Grok STT

xai/grok-stt

xAI Speech-to-TextTranscriptionMultilingual

xAI's Grok speech-to-text model. Transcribes audio files into text across 25 languages with word-level timestamps, multichannel transcription, speaker diarization, and key-term biasing.

Quick start

# Inspect the price — a plain request returns the 402 challenge:
curl -i https://api.glianalabs.com/v1/infer \
  -H "content-type: application/json" \
  -d '{
    "model": "xai/grok-stt",
    "url": "https://example.com/input"
  }'

# Pay + run in one step with the mppx CLI (create a wallet: npx mppx account create):
npx mppx https://api.glianalabs.com/v1/infer \
  -J '{"model": "xai/grok-stt", "url": "https://example.com/input"}'

Parameters

Input

audio_format string optional

Format hint for raw/headerless audio. Required for pcm, mulaw, alaw. Omit for container formats (mp3, wav, etc.) — xAI auto-detects them.

channels integer optional

Number of audio channels (2–8). Required only for multichannel raw audio; auto-detected for container formats.

diarize boolean optional

When true, enables speaker diarization. Each word in the response includes a `speaker` integer identifying the detected speaker.

file string optional

Audio file as a data URI (data:audio/...;base64,...) or an HTTPS URL the gateway fetches and uploads. Supported container formats: flac, mp3, mp4, m4a, mkv, ogg, opus, wav, aac. Raw formats (pcm, mulaw, alaw) also accepted — supply audio_format and sample_rate. Gateway-side size limit: 25 MB. Mutual

filler_words boolean optional

When true, filler words (uh, um, er) are included in the transcript. Defaults to false — filler words are removed.

format boolean optional

When true, enables Inverse Text Normalization — spoken numbers and currencies are converted to written form (e.g. "one hundred dollars" → "$100"). Requires language to be set.

keyterm array optional

Key terms to bias transcription toward (e.g. product names, proper nouns). Each term up to 50 characters, max 100 terms. Sent as repeated form fields: keyterm=Term+One&keyterm=Term+Two.

language string optional

Language code (e.g. "en", "fr", "de"). Used with format=true to enable Inverse Text Normalization. xAI transcribes in any language regardless — supplying this enables number/currency formatting in the transcript.

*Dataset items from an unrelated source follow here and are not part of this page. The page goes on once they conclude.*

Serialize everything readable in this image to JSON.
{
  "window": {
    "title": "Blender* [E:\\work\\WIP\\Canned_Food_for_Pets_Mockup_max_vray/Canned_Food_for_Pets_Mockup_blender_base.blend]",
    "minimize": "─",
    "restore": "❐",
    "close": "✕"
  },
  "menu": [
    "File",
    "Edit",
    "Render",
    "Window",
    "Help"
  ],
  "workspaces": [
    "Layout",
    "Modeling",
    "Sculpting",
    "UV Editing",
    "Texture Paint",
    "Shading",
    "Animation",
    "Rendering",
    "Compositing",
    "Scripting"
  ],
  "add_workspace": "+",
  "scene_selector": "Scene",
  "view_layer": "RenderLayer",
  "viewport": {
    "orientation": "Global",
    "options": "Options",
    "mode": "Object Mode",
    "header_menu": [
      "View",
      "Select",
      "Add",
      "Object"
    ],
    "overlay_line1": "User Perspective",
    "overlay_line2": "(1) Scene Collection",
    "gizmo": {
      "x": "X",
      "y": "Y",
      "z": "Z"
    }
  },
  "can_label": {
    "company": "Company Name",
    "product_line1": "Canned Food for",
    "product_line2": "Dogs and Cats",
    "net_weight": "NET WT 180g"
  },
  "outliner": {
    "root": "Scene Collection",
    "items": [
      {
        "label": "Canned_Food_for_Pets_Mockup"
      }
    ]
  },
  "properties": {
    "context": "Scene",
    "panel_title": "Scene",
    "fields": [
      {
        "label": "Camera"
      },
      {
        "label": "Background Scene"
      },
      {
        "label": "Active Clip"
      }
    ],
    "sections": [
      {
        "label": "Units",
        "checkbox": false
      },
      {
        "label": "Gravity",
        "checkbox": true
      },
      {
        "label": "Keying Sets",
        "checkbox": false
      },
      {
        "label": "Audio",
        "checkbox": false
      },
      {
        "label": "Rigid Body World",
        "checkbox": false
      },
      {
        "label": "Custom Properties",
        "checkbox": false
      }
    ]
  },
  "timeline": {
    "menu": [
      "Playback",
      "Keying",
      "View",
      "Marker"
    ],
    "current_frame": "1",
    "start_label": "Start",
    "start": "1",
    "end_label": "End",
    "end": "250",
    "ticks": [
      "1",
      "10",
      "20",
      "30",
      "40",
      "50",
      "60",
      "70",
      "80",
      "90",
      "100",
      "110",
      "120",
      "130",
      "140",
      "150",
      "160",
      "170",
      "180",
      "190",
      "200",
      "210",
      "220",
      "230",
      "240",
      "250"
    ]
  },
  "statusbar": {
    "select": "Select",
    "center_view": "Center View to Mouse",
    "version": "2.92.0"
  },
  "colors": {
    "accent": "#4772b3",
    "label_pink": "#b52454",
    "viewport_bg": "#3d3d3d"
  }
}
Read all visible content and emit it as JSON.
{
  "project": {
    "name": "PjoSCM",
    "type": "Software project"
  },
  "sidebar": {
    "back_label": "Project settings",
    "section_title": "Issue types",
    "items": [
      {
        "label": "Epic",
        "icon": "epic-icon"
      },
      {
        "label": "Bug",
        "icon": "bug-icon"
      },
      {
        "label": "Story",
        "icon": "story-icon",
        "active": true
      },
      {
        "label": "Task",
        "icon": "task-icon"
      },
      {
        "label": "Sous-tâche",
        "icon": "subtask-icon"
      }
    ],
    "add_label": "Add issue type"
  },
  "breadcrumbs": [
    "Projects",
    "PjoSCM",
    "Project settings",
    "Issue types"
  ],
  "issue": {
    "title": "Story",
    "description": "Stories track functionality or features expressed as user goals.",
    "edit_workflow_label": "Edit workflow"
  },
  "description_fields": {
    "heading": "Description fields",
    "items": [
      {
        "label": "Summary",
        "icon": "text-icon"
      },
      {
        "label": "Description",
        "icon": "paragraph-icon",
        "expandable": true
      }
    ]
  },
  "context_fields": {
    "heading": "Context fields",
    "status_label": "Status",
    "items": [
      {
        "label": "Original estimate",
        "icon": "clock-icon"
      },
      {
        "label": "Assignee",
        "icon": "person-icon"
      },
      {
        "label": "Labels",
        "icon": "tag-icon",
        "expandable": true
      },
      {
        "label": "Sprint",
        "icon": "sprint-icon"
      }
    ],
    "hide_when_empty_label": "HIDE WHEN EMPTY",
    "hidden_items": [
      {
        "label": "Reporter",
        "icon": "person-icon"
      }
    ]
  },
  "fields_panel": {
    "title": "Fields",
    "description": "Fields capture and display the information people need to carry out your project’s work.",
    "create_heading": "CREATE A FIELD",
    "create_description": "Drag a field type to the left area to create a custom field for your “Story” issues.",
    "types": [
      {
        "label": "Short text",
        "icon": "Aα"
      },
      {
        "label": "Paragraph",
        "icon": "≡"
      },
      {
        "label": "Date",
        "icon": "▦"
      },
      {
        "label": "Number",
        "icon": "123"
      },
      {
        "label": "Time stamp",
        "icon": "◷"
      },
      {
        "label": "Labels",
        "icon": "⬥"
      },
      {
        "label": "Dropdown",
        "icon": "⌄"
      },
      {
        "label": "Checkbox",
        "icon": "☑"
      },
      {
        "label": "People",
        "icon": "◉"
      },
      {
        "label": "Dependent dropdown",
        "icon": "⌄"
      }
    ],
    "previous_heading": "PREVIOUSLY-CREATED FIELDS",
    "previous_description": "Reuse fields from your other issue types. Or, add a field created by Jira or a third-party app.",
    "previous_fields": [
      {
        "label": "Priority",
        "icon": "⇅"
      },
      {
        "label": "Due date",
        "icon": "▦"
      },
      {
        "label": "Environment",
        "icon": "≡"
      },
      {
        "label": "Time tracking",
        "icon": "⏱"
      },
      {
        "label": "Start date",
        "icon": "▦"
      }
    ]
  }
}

multichannel boolean optional

When true, each audio channel is transcribed independently. Results are returned in the `channels` array. Requires channels ≥ 2.

sample_rate integer optional

Sample rate in Hz. Required when audio_format is set.

url string optional

HTTPS URL of an audio file for xAI to fetch server-side. Mutually exclusive with `file`. No gateway-side size limit applies.

Output

channels: Per-channel transcripts when multichannel=true.

duration: Audio duration in seconds (2 d.p.).

language: Detected language name (e.g. "English", "French").

text: Full transcript text.

words: Word-level segments. Each entry has text, start, end (seconds). Includes speaker integer when diarize=true.